Ölümle İlgili Adet ve İnanışlar

Yaşamın son geçiş dönemlerinden olan ölüm adet ve inanışları, çoğunlukla dinsel motifler içerisinde yapılmaktadır. Cenaze işleminin duyurulması, cenazenin yıkanması ve gömülmesi usul ve adetlerinde dinsel geleneklere uygun olarak yapılır. Mezara gömülmesinden sonraki gelenekler; diğer bölgelerdeki geleneklerden farklı değildir.

-Ölü evinde aş kaynamaz.

-“Ölüyü böreksiz, düğünü beleksiz(hediyesiz) yapma” diye bir söz vardır. Dolayısıyla ölü evine yemek getiremeyen eş-dost şeker, pirinç, yağ gibi ihtiyaçları getirir.

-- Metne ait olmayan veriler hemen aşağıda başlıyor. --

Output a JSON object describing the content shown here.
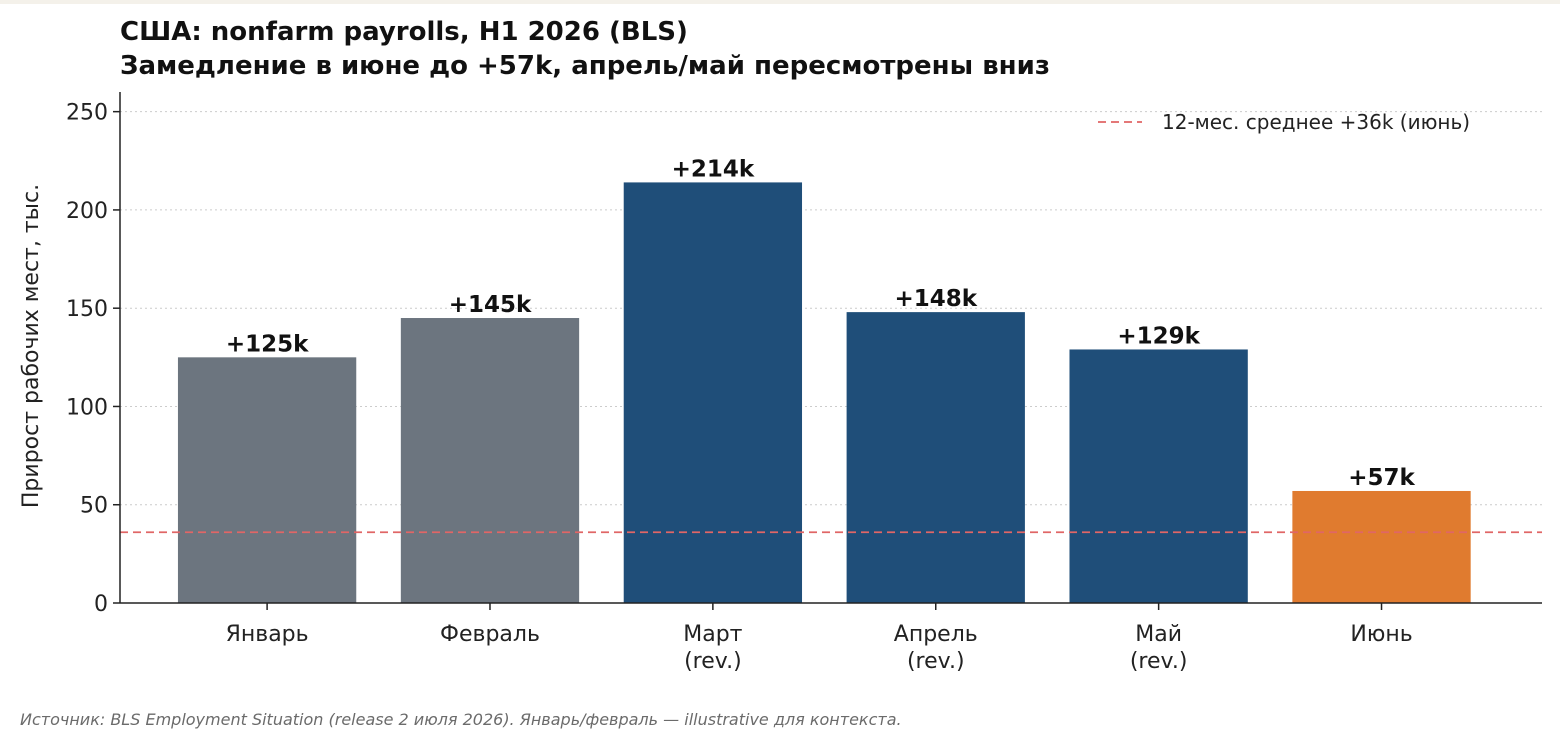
{
  "chart_data": {
    "type": "bar",
    "title": "США: nonfarm payrolls, H1 2026 (BLS)",
    "subtitle": "Замедление в июне до +57k, апрель/май пересмотрены вниз",
    "ylabel": "Прирост рабочих мест, тыс.",
    "xlabel": "",
    "ylim": [
      0,
      260
    ],
    "yticks": [
      0,
      50,
      100,
      150,
      200,
      250
    ],
    "grid": "y-dotted",
    "categories": [
      [
        "Январь"
      ],
      [
        "Февраль"
      ],
      [
        "Март",
        "(rev.)"
      ],
      [
        "Апрель",
        "(rev.)"
      ],
      [
        "Май",
        "(rev.)"
      ],
      [
        "Июнь"
      ]
    ],
    "values": [
      125,
      145,
      214,
      148,
      129,
      57
    ],
    "data_labels": [
      "+125k",
      "+145k",
      "+214k",
      "+148k",
      "+129k",
      "+57k"
    ],
    "bar_colors": [
      "#6c757f",
      "#6c757f",
      "#1f4e79",
      "#1f4e79",
      "#1f4e79",
      "#e07b2f"
    ],
    "reference_line": {
      "value": 36,
      "label": "12-мес. среднее +36k (июнь)",
      "color": "#e06666",
      "style": "dashed"
    },
    "legend_position": "top-right"
  },
  "source_note": "Источник: BLS Employment Situation (release 2 июля 2026). Январь/февраль — illustrative для контекста."
}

-Ölünün gömüldüğü günün ertesi günü cenaze yakınlarından birisi “sabah ziyareti falanca camiden” diyerek seslenir ve ertesi günü belirlenen camiden sabah namazı sonrasında mezarlığa gidilerek yasin okunur. Bu ziyarete gelenlere de dört başı mamur kahvaltı yaptırılır. Defnedildikten sonraki Perşembe günü “son günü”ne buyrun denilerek yemek verilir. Yemekten sonra kuran, mevlüt okunur.

-Ölünün kırkında ve elli ikisinde yine aynı dualar okunarak pide, bükme veya pişi ikram edilir.

-Ölen kişi genç ise cenaze sahibi düğüne çalgılı çengili yerlere gitmez.

-Genç yaşta ölen bir kadının kocası yeniden evlenmek isterse yakın akrabasından bir erkek evleneceği gün mezarın hece tahtasına boduçu(pişmiş toprak testi) çarparak kırar ve “kulağın duymasın kocan bugün evleniyor” diyerek mezara seslenir. Burada amaç muradını almadan ölen kadının gözünün arkada kalmaması ve yeni aileyi huzursuz bırakmamasıdır.

-“Gelinle cenaze beklemez, vakti gelince uçurulur” düşüncesi ile yaşamın devamını sağlayan her iki olayda adet ve gelenekler çerçevesinde gerçekleştirilir. Ancak düğünde eğlence yapılmaz.

İlimizde ayrıca, “imece, aşure, sıra geceleri (gezekler)” gibi gelenekler de vardır.